Wie ein Hirt führt er seine Herde zur Weide,
er sammelt sie mit starker Hand.
Die Lämmer trägt er auf dem Arm,
die Mutterschafe führt er behutsam.
Mit Jesaja 40 beginnt der sogenannte Deuterojesaja. Das Volk ist schon in die Verbannung geraten und wartet auf die Zeit der Rückkehr. Dazu sind die Trostworte nötig, wie sie in den Versen Jes 40,1-2 vorkommen.
Dann folgt das Bild des neu erstarkten Jerusalem. Zu dem Zeitpunkt ist der Tempel zerstört, die Mitte des Glaubens fehlt. Im Bild des neuen Jerusalem ist es Jahwe, der sammelt und zusammenführt. Er zeigt seine Macht und Herrlichkeit. Sein Zeichen ist nicht mehr der Tempel, sondern das gesammelte und geeinte Volk.
Der Abschnitt Jes 40,1-11 bildet den Prolog zu den Kapiteln 40 bis 55, dem sog. Deuterojesaja ("Der Zweit-Jesaja"). Der zweite Jesaja (6. Jhdt. v. Chr.) hat in Fortsetzung des ersten (8. Jhdt. v. Chr. - vor dem Exil) seine prophetische Botschaft der judäischen Gemeinde im babylonischen Exil verkündet. Er knüpft auch theologisch an sein Vorbild an. Dieser drohte seinem Volk den Untergang an wegen seiner Sünden (Jes 6).
Zuerst spricht Gott durch den Propheten dem Volk Trost zu. Es kann aufatmen, da seine Schuld beglichen ist und sein Frondienst zu Ende geht.
Dann kündet der Prophet einen Gewaltakt an, der einer Neuschöpfung gleichkommt: Eine Straße durch Wüste und Steppe wird gebaut, Berge und Hügel werden abgetragen, Täler ausgefüllt... Der Weg durch die Wüste erinnert an den Auszug aus Ägypten. Nun offenbart sich die Herrlichkeit des Herrn.
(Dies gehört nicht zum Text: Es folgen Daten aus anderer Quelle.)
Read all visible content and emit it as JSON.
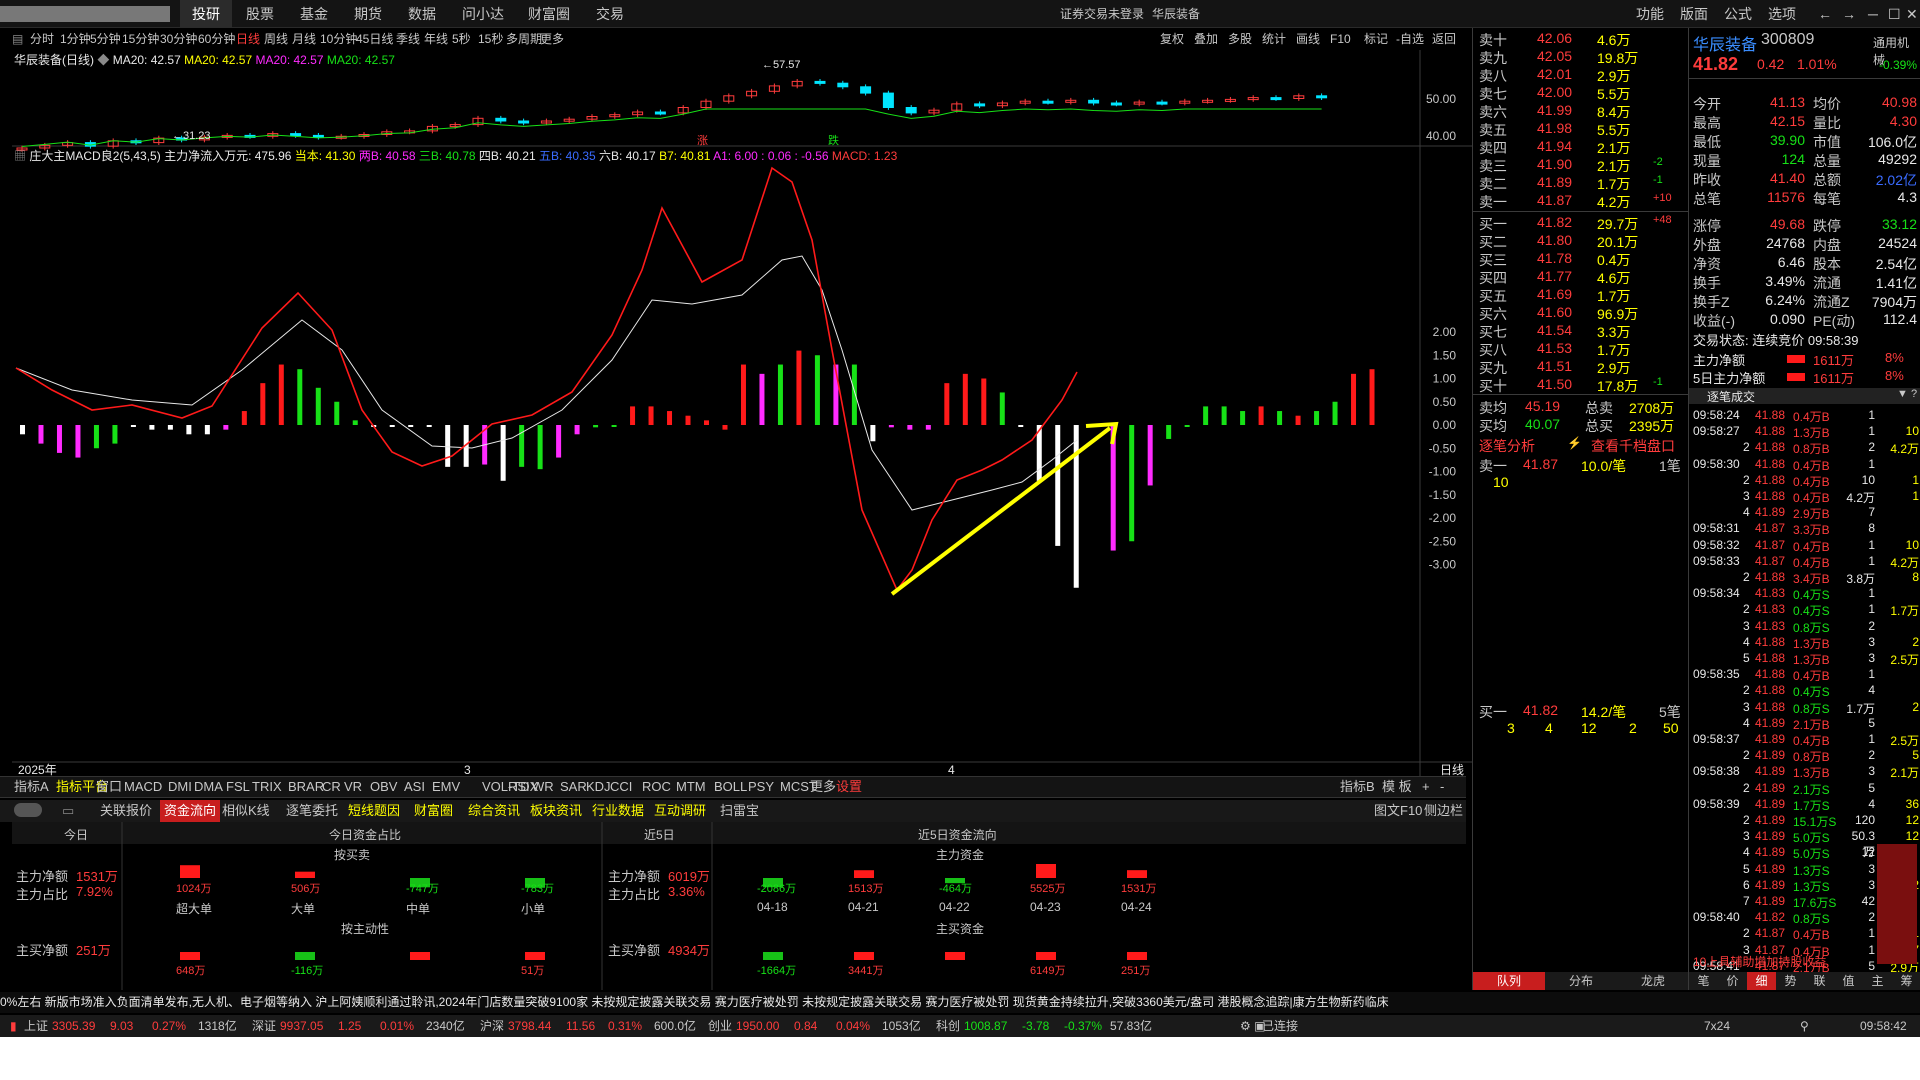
{
  "topbar": {
    "nav": [
      "投研",
      "股票",
      "基金",
      "期货",
      "数据",
      "问小达",
      "财富圈",
      "交易"
    ],
    "login": "证券交易未登录",
    "stockname": "华辰装备",
    "right": [
      "功能",
      "版面",
      "公式",
      "选项"
    ]
  },
  "periods": [
    "分时",
    "1分钟",
    "5分钟",
    "15分钟",
    "30分钟",
    "60分钟",
    "日线",
    "周线",
    "月线",
    "10分钟",
    "45日线",
    "季线",
    "年线",
    "5秒",
    "15秒",
    "多周期",
    "更多"
  ],
  "tools": [
    "复权",
    "叠加",
    "多股",
    "统计",
    "画线",
    "F10",
    "标记",
    "-自选",
    "返回"
  ],
  "chart": {
    "title": "华辰装备(日线)",
    "ma_text": "MA20: 42.57",
    "ma_text2": "MA20: 42.57",
    "ma_text3": "MA20: 42.57",
    "ma_text4": "MA20: 42.57",
    "high_label": "57.57",
    "low_label": "31.23",
    "up_mark": "涨",
    "down_mark": "跌",
    "price_ticks": [
      "50.00",
      "40.00"
    ],
    "ind_title": "庄大主MACD良2(5,43,5)",
    "ind_items": [
      [
        "主力净流入万元: 475.96",
        "#e8e8e8"
      ],
      [
        "当本: 41.30",
        "#ffff00"
      ],
      [
        "两B: 40.58",
        "#ff2bff"
      ],
      [
        "三B: 40.78",
        "#17e117"
      ],
      [
        "四B: 40.21",
        "#e8e8e8"
      ],
      [
        "五B: 40.35",
        "#3a6bff"
      ],
      [
        "六B: 40.17",
        "#e8e8e8"
      ],
      [
        "B7: 40.81",
        "#ffff00"
      ],
      [
        "A1: 6.00 : 0.06 : -0.56",
        "#ff2bff"
      ],
      [
        "MACD: 1.23",
        "#ff3c3c"
      ]
    ],
    "macd_ticks": [
      "2.00",
      "1.50",
      "1.00",
      "0.50",
      "0.00",
      "-0.50",
      "-1.00",
      "-1.50",
      "-2.00",
      "-2.50",
      "-3.00"
    ],
    "date_labels": [
      "2025年",
      "3",
      "4"
    ],
    "date_right": "日线"
  },
  "indicators": [
    "指标A",
    "指标平台",
    "窗口",
    "MACD",
    "DMI",
    "DMA",
    "FSL",
    "TRIX",
    "BRAR",
    "CR",
    "VR",
    "OBV",
    "ASI",
    "EMV",
    "VOL-TDX",
    "RSI",
    "WR",
    "SAR",
    "KDJ",
    "CCI",
    "ROC",
    "MTM",
    "BOLL",
    "PSY",
    "MCST",
    "更多",
    "设置"
  ],
  "indicators_right": [
    "指标B",
    "模 板",
    "+",
    "-"
  ],
  "tabs2": [
    "关联报价",
    "资金流向",
    "相似K线",
    "逐笔委托",
    "短线题因",
    "财富圈",
    "综合资讯",
    "板块资讯",
    "行业数据",
    "互动调研",
    "扫雷宝"
  ],
  "tabs2_right": [
    "图文F10",
    "侧边栏"
  ],
  "fund": {
    "today": "今日",
    "today_ratio": "今日资金占比",
    "near5": "近5日",
    "near5_flow": "近5日资金流向",
    "buysell": "按买卖",
    "main_fund": "主力资金",
    "active": "按主动性",
    "main_buy_fund": "主买资金",
    "l1": "主力净额",
    "v1": "1531万",
    "l2": "主力占比",
    "v2": "7.92%",
    "l3": "主买净额",
    "v3": "251万",
    "r1": "主力净额",
    "rv1": "6019万",
    "r2": "主力占比",
    "rv2": "3.36%",
    "r3": "主买净额",
    "rv3": "4934万",
    "bars": [
      [
        "1024万",
        "超大单",
        1024
      ],
      [
        "506万",
        "大单",
        506
      ],
      [
        "-747万",
        "中单",
        -747
      ],
      [
        "-783万",
        "小单",
        -783
      ]
    ],
    "bars2": [
      [
        "648万",
        648
      ],
      [
        "-116万",
        -116
      ],
      [
        "",
        0
      ],
      [
        "51万",
        51
      ]
    ],
    "days": [
      [
        "-2086万",
        "04-18",
        -2086
      ],
      [
        "1513万",
        "04-21",
        1513
      ],
      [
        "-464万",
        "04-22",
        -464
      ],
      [
        "5525万",
        "04-23",
        5525
      ],
      [
        "1531万",
        "04-24",
        1531
      ]
    ],
    "days2": [
      [
        "-1664万",
        -1664
      ],
      [
        "3441万",
        3441
      ],
      [
        "",
        300
      ],
      [
        "6149万",
        6149
      ],
      [
        "251万",
        251
      ]
    ]
  },
  "quote": {
    "sells": [
      [
        "卖十",
        "42.06",
        "4.6万",
        ""
      ],
      [
        "卖九",
        "42.05",
        "19.8万",
        ""
      ],
      [
        "卖八",
        "42.01",
        "2.9万",
        ""
      ],
      [
        "卖七",
        "42.00",
        "5.5万",
        ""
      ],
      [
        "卖六",
        "41.99",
        "8.4万",
        ""
      ],
      [
        "卖五",
        "41.98",
        "5.5万",
        ""
      ],
      [
        "卖四",
        "41.94",
        "2.1万",
        ""
      ],
      [
        "卖三",
        "41.90",
        "2.1万",
        "-2"
      ],
      [
        "卖二",
        "41.89",
        "1.7万",
        "-1"
      ],
      [
        "卖一",
        "41.87",
        "4.2万",
        "+10"
      ]
    ],
    "buys": [
      [
        "买一",
        "41.82",
        "29.7万",
        "+48"
      ],
      [
        "买二",
        "41.80",
        "20.1万",
        ""
      ],
      [
        "买三",
        "41.78",
        "0.4万",
        ""
      ],
      [
        "买四",
        "41.77",
        "4.6万",
        ""
      ],
      [
        "买五",
        "41.69",
        "1.7万",
        ""
      ],
      [
        "买六",
        "41.60",
        "96.9万",
        ""
      ],
      [
        "买七",
        "41.54",
        "3.3万",
        ""
      ],
      [
        "买八",
        "41.53",
        "1.7万",
        ""
      ],
      [
        "买九",
        "41.51",
        "2.9万",
        ""
      ],
      [
        "买十",
        "41.50",
        "17.8万",
        "-1"
      ]
    ],
    "avg_sell": [
      "卖均",
      "45.19",
      "总卖",
      "2708万"
    ],
    "avg_buy": [
      "买均",
      "40.07",
      "总买",
      "2395万"
    ],
    "zhubi_title": "逐笔分析",
    "zhubi_link": "查看千档盘口",
    "ask1": [
      "卖一",
      "41.87",
      "10.0/笔",
      "1笔"
    ],
    "ask1_q": "10",
    "bid1": [
      "买一",
      "41.82",
      "14.2/笔",
      "5笔"
    ],
    "bid1_q": [
      "3",
      "4",
      "12",
      "2",
      "50"
    ],
    "tabs": [
      "队列",
      "分布",
      "龙虎"
    ]
  },
  "detail": {
    "name": "华辰装备",
    "code": "300809",
    "industry": "通用机械",
    "price": "41.82",
    "chg": "0.42",
    "pct": "1.01%",
    "side_pct": "-0.39%",
    "grid": [
      [
        "今开",
        "41.13",
        "均价",
        "40.98"
      ],
      [
        "最高",
        "42.15",
        "量比",
        "4.30"
      ],
      [
        "最低",
        "39.90",
        "市值",
        "106.0亿"
      ],
      [
        "现量",
        "124",
        "总量",
        "49292"
      ],
      [
        "昨收",
        "41.40",
        "总额",
        "2.02亿"
      ],
      [
        "总笔",
        "11576",
        "每笔",
        "4.3"
      ],
      [
        "涨停",
        "49.68",
        "跌停",
        "33.12"
      ],
      [
        "外盘",
        "24768",
        "内盘",
        "24524"
      ],
      [
        "净资",
        "6.46",
        "股本",
        "2.54亿"
      ],
      [
        "换手",
        "3.49%",
        "流通",
        "1.41亿"
      ],
      [
        "换手Z",
        "6.24%",
        "流通Z",
        "7904万"
      ],
      [
        "收益(-)",
        "0.090",
        "PE(动)",
        "112.4"
      ]
    ],
    "trade_status": "交易状态: 连续竞价 09:58:39",
    "flow": [
      [
        "主力净额",
        "1611万",
        "8%"
      ],
      [
        "5日主力净额",
        "1611万",
        "8%"
      ]
    ],
    "ticks_title": "逐笔成交",
    "ticks": [
      [
        "09:58:24",
        "41.88",
        "0.4万B",
        "1",
        ""
      ],
      [
        "09:58:27",
        "41.88",
        "1.3万B",
        "1",
        "10"
      ],
      [
        "2",
        "41.88",
        "0.8万B",
        "2",
        "4.2万"
      ],
      [
        "09:58:30",
        "41.88",
        "0.4万B",
        "1",
        ""
      ],
      [
        "2",
        "41.88",
        "0.4万B",
        "10",
        "1"
      ],
      [
        "3",
        "41.88",
        "0.4万B",
        "4.2万",
        "1"
      ],
      [
        "4",
        "41.89",
        "2.9万B",
        "7",
        ""
      ],
      [
        "09:58:31",
        "41.87",
        "3.3万B",
        "8",
        ""
      ],
      [
        "09:58:32",
        "41.87",
        "0.4万B",
        "1",
        "10"
      ],
      [
        "09:58:33",
        "41.87",
        "0.4万B",
        "1",
        "4.2万"
      ],
      [
        "2",
        "41.88",
        "3.4万B",
        "3.8万",
        "8"
      ],
      [
        "09:58:34",
        "41.83",
        "0.4万S",
        "1",
        ""
      ],
      [
        "2",
        "41.83",
        "0.4万S",
        "1",
        "1.7万"
      ],
      [
        "3",
        "41.83",
        "0.8万S",
        "2",
        ""
      ],
      [
        "4",
        "41.88",
        "1.3万B",
        "3",
        "2"
      ],
      [
        "5",
        "41.88",
        "1.3万B",
        "3",
        "2.5万"
      ],
      [
        "09:58:35",
        "41.88",
        "0.4万B",
        "1",
        ""
      ],
      [
        "2",
        "41.88",
        "0.4万S",
        "4",
        ""
      ],
      [
        "3",
        "41.88",
        "0.8万S",
        "1.7万",
        "2"
      ],
      [
        "4",
        "41.89",
        "2.1万B",
        "5",
        ""
      ],
      [
        "09:58:37",
        "41.89",
        "0.4万B",
        "1",
        "2.5万"
      ],
      [
        "2",
        "41.89",
        "0.8万B",
        "2",
        "5"
      ],
      [
        "09:58:38",
        "41.89",
        "1.3万B",
        "3",
        "2.1万"
      ],
      [
        "2",
        "41.89",
        "2.1万S",
        "5",
        ""
      ],
      [
        "09:58:39",
        "41.89",
        "1.7万S",
        "4",
        "36"
      ],
      [
        "2",
        "41.89",
        "15.1万S",
        "120",
        "12"
      ],
      [
        "3",
        "41.89",
        "5.0万S",
        "50.3万",
        "12"
      ],
      [
        "4",
        "41.89",
        "5.0万S",
        "12",
        ""
      ],
      [
        "5",
        "41.89",
        "1.3万S",
        "3",
        ""
      ],
      [
        "6",
        "41.89",
        "1.3万S",
        "3",
        "42"
      ],
      [
        "7",
        "41.89",
        "17.6万S",
        "42",
        ""
      ],
      [
        "09:58:40",
        "41.82",
        "0.8万S",
        "2",
        ""
      ],
      [
        "2",
        "41.87",
        "0.4万B",
        "1",
        "1"
      ],
      [
        "3",
        "41.87",
        "0.4万B",
        "1",
        "7"
      ],
      [
        "09:58:41",
        "41.87",
        "2.1万B",
        "5",
        "2.9万"
      ]
    ],
    "bottom_tabs": [
      "笔",
      "价",
      "细",
      "势",
      "联",
      "值",
      "主",
      "筹"
    ],
    "ticker_note": "10上具辅助增加持股收益"
  },
  "news": "0%左右      新版市场准入负面清单发布,无人机、电子烟等纳入      沪上阿姨顺利通过聆讯,2024年门店数量突破9100家      未按规定披露关联交易  赛力医疗被处罚      未按规定披露关联交易  赛力医疗被处罚      现货黄金持续拉升,突破3360美元/盎司      港股概念追踪|康方生物新药临床",
  "status": {
    "sh": "上证",
    "sh_v": "3305.39",
    "sh_c": "9.03",
    "sh_p": "0.27%",
    "sh_a": "1318亿",
    "sz": "深证",
    "sz_v": "9937.05",
    "sz_c": "1.25",
    "sz_p": "0.01%",
    "sz_a": "2340亿",
    "hs": "沪深",
    "hs_v": "3798.44",
    "hs_c": "11.56",
    "hs_p": "0.31%",
    "hs_a": "600.0亿",
    "cy": "创业",
    "cy_v": "1950.00",
    "cy_c": "0.84",
    "cy_p": "0.04%",
    "cy_a": "1053亿",
    "kc": "科创",
    "kc_v": "1008.87",
    "kc_c": "-3.78",
    "kc_p": "-0.37%",
    "kc_a": "57.83亿",
    "conn": "已连接",
    "mode": "7x24",
    "time": "09:58:42"
  }
}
Am Schluss wird Jerusalem aufgefordert, das Siegeslied anzustimmen. Diese Aufforderung erinnert an das Siegeslied am Schilfmeer (Ex 15), an das Deboralied (Ri 5). Siegeslieder zu singen war Sache der Frauen. Sie begleiteten den Einzug des siegreichen Retters.
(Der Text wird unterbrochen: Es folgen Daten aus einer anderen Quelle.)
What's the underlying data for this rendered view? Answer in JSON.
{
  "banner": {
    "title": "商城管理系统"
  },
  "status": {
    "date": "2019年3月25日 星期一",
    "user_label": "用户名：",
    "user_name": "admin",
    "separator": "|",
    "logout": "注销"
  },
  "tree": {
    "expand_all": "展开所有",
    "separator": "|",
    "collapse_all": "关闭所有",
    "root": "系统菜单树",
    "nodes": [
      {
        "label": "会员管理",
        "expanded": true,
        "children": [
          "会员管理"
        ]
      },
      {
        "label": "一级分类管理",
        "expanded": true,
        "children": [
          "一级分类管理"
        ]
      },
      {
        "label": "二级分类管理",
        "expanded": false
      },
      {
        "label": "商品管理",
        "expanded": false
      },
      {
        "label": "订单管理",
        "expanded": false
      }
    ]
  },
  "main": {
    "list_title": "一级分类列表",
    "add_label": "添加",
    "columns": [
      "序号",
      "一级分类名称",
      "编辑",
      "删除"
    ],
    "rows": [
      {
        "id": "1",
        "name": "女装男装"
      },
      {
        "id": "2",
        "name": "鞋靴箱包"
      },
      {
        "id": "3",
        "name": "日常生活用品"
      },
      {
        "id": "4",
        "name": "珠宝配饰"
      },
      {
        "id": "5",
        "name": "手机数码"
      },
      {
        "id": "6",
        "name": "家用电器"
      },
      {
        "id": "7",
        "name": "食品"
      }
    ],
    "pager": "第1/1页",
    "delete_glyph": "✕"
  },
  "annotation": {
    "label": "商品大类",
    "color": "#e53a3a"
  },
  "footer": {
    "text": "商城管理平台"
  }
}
Der letzte Vers bringt noch das Bild des guten Hirten ein, der die Seinen sammelt und auf dem Arm trägt im Gegensatz zu den heidnischen Göttern, die sich in den Festprozessionen von den Menschen tragen lassen.
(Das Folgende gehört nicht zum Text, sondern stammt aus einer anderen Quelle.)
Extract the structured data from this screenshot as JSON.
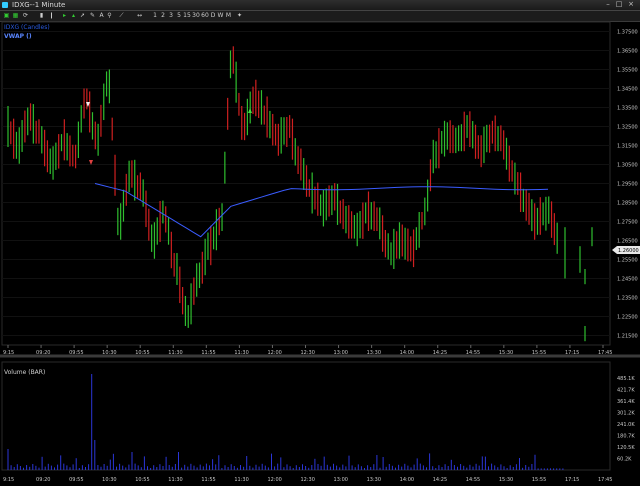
{
  "window": {
    "title": "IDXG--1 Minute"
  },
  "toolbar": {
    "interval_buttons": [
      "1",
      "2",
      "3",
      "5",
      "15",
      "30",
      "60",
      "D",
      "W",
      "M"
    ]
  },
  "chart_data": [
    {
      "type": "candlestick",
      "title": "IDXG--1 Minute",
      "series": [
        {
          "name": "IDXG (Candles)",
          "type": "candlestick"
        },
        {
          "name": "VWAP ()",
          "type": "line",
          "color": "#3a5cff"
        }
      ],
      "y_ticks": [
        "1.37500",
        "1.36500",
        "1.35500",
        "1.34500",
        "1.33500",
        "1.32500",
        "1.31500",
        "1.30500",
        "1.29500",
        "1.28500",
        "1.27500",
        "1.26500",
        "1.25500",
        "1.24500",
        "1.23500",
        "1.22500",
        "1.21500"
      ],
      "x_ticks": [
        "9:15",
        "09:20",
        "09:55",
        "10:30",
        "10:55",
        "11:30",
        "11:55",
        "11:30",
        "12:00",
        "12:30",
        "13:00",
        "13:30",
        "14:00",
        "14:25",
        "14:55",
        "15:30",
        "15:55",
        "17:15",
        "17:45"
      ],
      "last_price": "1.26000",
      "ylim": [
        1.21,
        1.38
      ],
      "candles": [
        [
          1.325,
          1.345,
          1.308,
          1.315
        ],
        [
          1.315,
          1.335,
          1.3,
          1.33
        ],
        [
          1.33,
          1.341,
          1.316,
          1.318
        ],
        [
          1.318,
          1.33,
          1.3,
          1.305
        ],
        [
          1.305,
          1.321,
          1.297,
          1.318
        ],
        [
          1.318,
          1.333,
          1.304,
          1.307
        ],
        [
          1.307,
          1.345,
          1.303,
          1.34
        ],
        [
          1.34,
          1.345,
          1.313,
          1.318
        ],
        [
          1.318,
          1.354,
          1.309,
          1.348
        ],
        [
          1.348,
          1.355,
          1.265,
          1.275
        ],
        [
          1.275,
          1.307,
          1.255,
          1.3
        ],
        [
          1.3,
          1.318,
          1.286,
          1.29
        ],
        [
          1.29,
          1.305,
          1.259,
          1.265
        ],
        [
          1.265,
          1.286,
          1.244,
          1.28
        ],
        [
          1.28,
          1.283,
          1.246,
          1.25
        ],
        [
          1.25,
          1.262,
          1.22,
          1.225
        ],
        [
          1.225,
          1.253,
          1.213,
          1.245
        ],
        [
          1.245,
          1.27,
          1.24,
          1.262
        ],
        [
          1.262,
          1.283,
          1.252,
          1.275
        ],
        [
          1.275,
          1.365,
          1.27,
          1.36
        ],
        [
          1.36,
          1.368,
          1.318,
          1.325
        ],
        [
          1.325,
          1.346,
          1.312,
          1.34
        ],
        [
          1.34,
          1.356,
          1.326,
          1.33
        ],
        [
          1.33,
          1.343,
          1.315,
          1.318
        ],
        [
          1.318,
          1.33,
          1.305,
          1.325
        ],
        [
          1.325,
          1.335,
          1.3,
          1.305
        ],
        [
          1.305,
          1.315,
          1.288,
          1.29
        ],
        [
          1.29,
          1.305,
          1.278,
          1.282
        ],
        [
          1.282,
          1.294,
          1.27,
          1.288
        ],
        [
          1.288,
          1.297,
          1.271,
          1.276
        ],
        [
          1.276,
          1.29,
          1.266,
          1.27
        ],
        [
          1.27,
          1.285,
          1.262,
          1.28
        ],
        [
          1.28,
          1.292,
          1.27,
          1.274
        ],
        [
          1.274,
          1.286,
          1.255,
          1.258
        ],
        [
          1.258,
          1.275,
          1.25,
          1.265
        ],
        [
          1.265,
          1.282,
          1.254,
          1.26
        ],
        [
          1.26,
          1.28,
          1.251,
          1.278
        ],
        [
          1.278,
          1.318,
          1.273,
          1.31
        ],
        [
          1.31,
          1.328,
          1.303,
          1.32
        ],
        [
          1.32,
          1.33,
          1.311,
          1.316
        ],
        [
          1.316,
          1.344,
          1.312,
          1.325
        ],
        [
          1.325,
          1.333,
          1.308,
          1.312
        ],
        [
          1.312,
          1.326,
          1.303,
          1.322
        ],
        [
          1.322,
          1.335,
          1.312,
          1.316
        ],
        [
          1.316,
          1.323,
          1.296,
          1.3
        ],
        [
          1.3,
          1.306,
          1.28,
          1.285
        ],
        [
          1.285,
          1.292,
          1.262,
          1.275
        ],
        [
          1.275,
          1.288,
          1.268,
          1.281
        ],
        [
          1.281,
          1.292,
          1.258,
          1.266
        ]
      ],
      "volume": {
        "title": "Volume (BAR)",
        "y_ticks": [
          "485.1K",
          "421.7K",
          "361.4K",
          "301.2K",
          "241.0K",
          "180.7K",
          "120.5K",
          "60.2K"
        ],
        "ylim": [
          0,
          500
        ],
        "peak": 480
      }
    }
  ]
}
Mit Jes 40 beginnt das Werk des Deuterojesajas ("der zweite Jesaja"). Seine Person ist uns unbekannt, wir kennen nicht einmal seinen Namen. Sein Auftreten fällt in die Zeit nach der Zerstörung Jerusalems (587 vor Chr.) und der Deportation von ca. 15 000 Juden in die babylonische Gefangenschaft, bevor der Siegeszug des Perserkönigs Kyros begann, der zum Sturz des babylonischen Reiches führte (539 vor Chr.), und unter dem die Juden wieder nach Jerusalem zurückkehren dürfen.
Der Prophet, dessen Person völlig in den Hintergrund tritt, wird aufgefordert, das Volk, das sich in der Gefangenschaft von Babel befindet, zu trösten. Durch die Leiden der Gefangenschaft hat das Volk Israel seine Schuld (Abfall von Gott) gebüßt. Jahwe ist bereit, mit seinem Volk in die Heimat zurückzukehren, so wie er sein Volk einst aus der ägyptischen Knechtschaft herausgeführt hat. Der Prophet hört gleichsam einen Herold, der dem König vorausgeht und eine Königsstraße – Gottesstraße – von Babel nach Jerusalem errrichtet.
In Vers 9f sieht der Prophet Jahwe bereits mit seinem Volk auf der Rückkehr und zeigt in dem Hirtengleichnis (Vers 11) wie zart und rücksichtsvoll Gott mit seinem Volk umgeht.